Вот и финал: официальная бумага, где некий полковник с размашистой и совершенно неразборчивой подписью буквально в трех строчках сообщает Штепанеку, что его изобретение военное министерство не интересует совершенно, не говоря уж о приобретении чертежей. Ниже чья-то рука, уже другим почерком, начертала довольно небрежно: «Напомните этому господину, что существуют бинокли и подзорные трубы». Подписи нет. Судя по всему, автор безымянной приписки стоял по служебной лестнице значительного выше неизвестного полковника — коли уж позволил себе делать такие приписки в официальных бумагах…
Все. Аккуратно сложив бумаги в ровную стопу, Бестужев спрятал их обратно в портфель, щелкнул замочком, поднял глаза:
— Не возражаете, если я позаимствую их на время? Мне нужно ознакомить…
— Господи, да что там «на время»! — фыркнул Штойбен, а потом прямо-таки закатился хохотом. — Да забирайте вы все это вместе с портфелем, он тоже казенный…
— Вы серьезно?
— Я имею в виду, забирайте насовсем, Краузе. Этот хлам, я вам старательно втолковываю, никому абсолютно не нужен. Мне просто лень тащить его назад.
— Но меры предосторожности…
Штойбен жизнерадостно хихикнул:
— Вы знаете, как называют в министерстве наш отдел? «Гробовщики с третьего этажа», хо-хо! И право же, в этом заключен глубочайший смысл. — Он вытащил из портфеля одну из бумаг и продемонстрировал Бестужеву ее уголок, украшенный большим квадратным лиловым штампом с какими-то загадочными сочетаниями букв и цифр. — Видите?

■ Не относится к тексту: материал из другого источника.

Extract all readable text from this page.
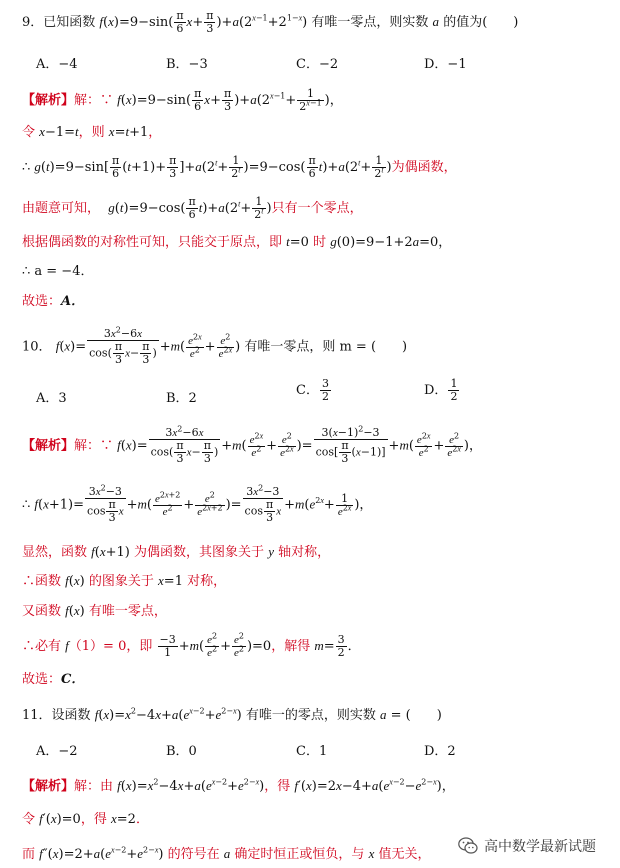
9．已知函数 $f(x)=9-\sin( \frac{\pi}{6} x+ \frac{\pi}{3} )+a(2^{x-1}+2^{1-x})$ 有唯一零点，则实数 a 的值为(　　)
A．−4	B．−3	C．−2	D．−1
【解析】解：∵ $f(x)=9-\sin( \frac{\pi}{6} x+ \frac{\pi}{3} )+a(2^{x-1}+ \frac{1}{2^{x-1}}$ )，
令 x−1=t，则 x=t+1，
∴ $g(t)=9-\sin[ \frac{\pi}{6} (t+1)+ \frac{\pi}{3} ]+a(2^t+ \frac{1}{2^t} )=9-\cos( \frac{\pi}{6} t)+a(2^t+ \frac{1}{2^t}$ )为偶函数，
由题意可知， $g(t)=9-\cos( \frac{\pi}{6} t)+a(2^t+ \frac{1}{2^t}$ )只有一个零点，
根据偶函数的对称性可知，只能交于原点，即 t=0 时 g(0)=9−1+2a=0，
∴ a = −4．
故选：A．
10． $f(x)= \frac{3x^2-6x}{\cos( \frac{\pi}{3} x- \frac{\pi}{3} )} +m( \frac{e^{2x}}{e^2} + \frac{e^2}{e^{2x}}$ ) 有唯一零点，则 m = (　　)
A．3	B．2
C． $\frac{3}{2}$	D． $\frac{1}{2}$
【解析】解：∵ $f(x)= \frac{3x^2-6x}{\cos( \frac{\pi}{3} x- \frac{\pi}{3} )} +m( \frac{e^{2x}}{e^2} + \frac{e^2}{e^{2x}}$ )= $\frac{3(x-1)^2-3}{\cos[ \frac{\pi}{3} (x-1)]} +m( \frac{e^{2x}}{e^2} + \frac{e^2}{e^{2x}}$ )，
∴ $f(x+1)= \frac{3x^2-3}{\cos \frac{\pi}{3} x} +m( \frac{e^{2x+2}}{e^2} + \frac{e^2}{e^{2x+2}}$ )= $\frac{3x^2-3}{\cos \frac{\pi}{3} x} +m(e^{2x}+ \frac{1}{e^{2x}}$ )，
显然，函数 f(x+1) 为偶函数，其图象关于 y 轴对称，
∴函数 f(x) 的图象关于 x=1 对称，
又函数 f(x) 有唯一零点，
∴必有 f（1）= 0，即 $\frac{-3}{1} +m( \frac{e^2}{e^2} + \frac{e^2}{e^2} )=0$，解得 $m= \frac{3}{2}$ ．
故选：C．
11．设函数 $f(x)=x^2-4x+a(e^{x-2}+e^{2-x})$ 有唯一的零点，则实数 a = (　　)
A．−2	B．0	C．1	D．2
【解析】解：由 $f(x)=x^2-4x+a(e^{x-2}+e^{2-x})$，得 $f'(x)=2x-4+a(e^{x-2}-e^{2-x})$，
令 f′(x)=0，得 x=2．
而 $f''(x)=2+a(e^{x-2}+e^{2-x})$ 的符号在 a 确定时恒正或恒负，与 x 值无关，	高中数学最新试题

Списать в архив по форме два-дробь-зет-сорок. Вы определенно не сильны в военной бюрократии, старина Краузе. Бумаги, списанные по этой форме, оседают в архиве навсегда, как в могиле. За четырнадцать лет службы я в жизни не слышал, чтобы из этого склепа хоть единожды востребовали однажды отправленные туда бумаги. И никто из моих коллег, прослуживших гораздо дольше, о таком курьезе не слыхивал. Мы и в самом деле гробовщики, ха-ха-ха! Хороним квалифицированно и надежно. Говорю вам, в ближайшие сто лет никто и не дернется…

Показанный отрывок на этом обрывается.